Captain Hayes recalls battle in Bristol
By Neale Harvey
Irish lock Tommy Hayes led Exeter into battle at the Memorial Stadium. Here, he talks to the Rugby Paper's Neale Harvey about that momentous night for the Chiefs.
“I remember the atmosphere surrounding those play-off games as much as anything.
“It was my second season at Exeter and having slipped up the previous season, we knew we had to get down to business. It was a shoot-out to get into the Premiership and that brought its own tension, but you can either let that intimidate you or you can embrace it – and we chose the latter.
“The big driver for us, and what I tried to impose on the lads, was what it meant to the club. I was trying to tap into the club’s history as much as possible and use that as a positive.
“Exeter had started to be considered as always the bridesmaids because in the few years leading up to that 2009/10 season we’d been a top two team without being able to overcome the Premiership club-in-waiting, whether it be Harlequins, Northampton or Leeds.
“Exeter had always been up there but never got over the line, but this time we felt we had a good new group and we didn’t saddle ourselves with the shortcomings of previous seasons, although I still wanted us to tap into the 139-year history of where Exeter had come from.
“Tony Rowe, our chairman, had a lock-up near the old County Ground and I found all these old photos in there.

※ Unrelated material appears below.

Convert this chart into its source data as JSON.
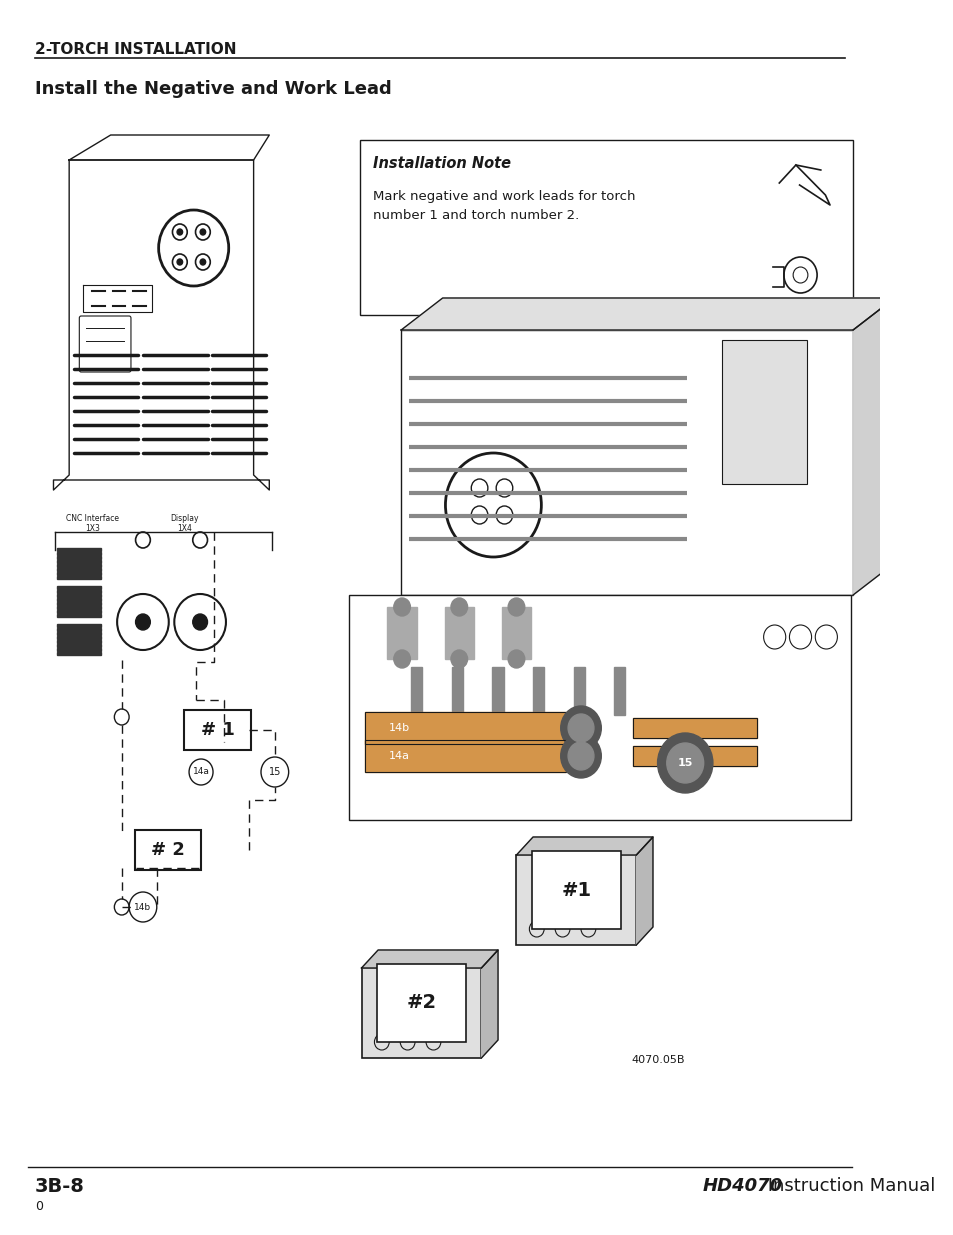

“I said, ‘Right, these shouldn’t be left down here, the boys need to see this long history,’ so we put the pictures up at Sandy Park and that helped bring the whole lot together. We knew we were on the brink of taking that next step and that gave us brilliant inspiration.
“There’d been nothing between ourselves and Bristol during the regular season and we won the first leg of the final 9-6, but going into that second game we were as confident as we could be. Pressure was mentioned, but pressure’s what you make of it and we wanted to perform.
“The plan came together, Steeno kicked his goals and it was a brilliant achievement by a special group of fellas I was proud to lead, and who continued to grow as a group in the Premiership.
“Nobody was sure Exeter could win a Premiership, but we always knew there was big growth in the club.
“The only disappointment for me was having to step away through injury three years later and miss out on a few things, but while I was in the thick of it, it was hugely enjoyable.
“Ten years on, Rob Baxter and Ali Hepher are still there leading a brilliant coaching set-up and Tony will want to hold on to them for as long as he possibly can. They’re constantly talking about improvement so they’ll keep the players invigorated and achieve more success.”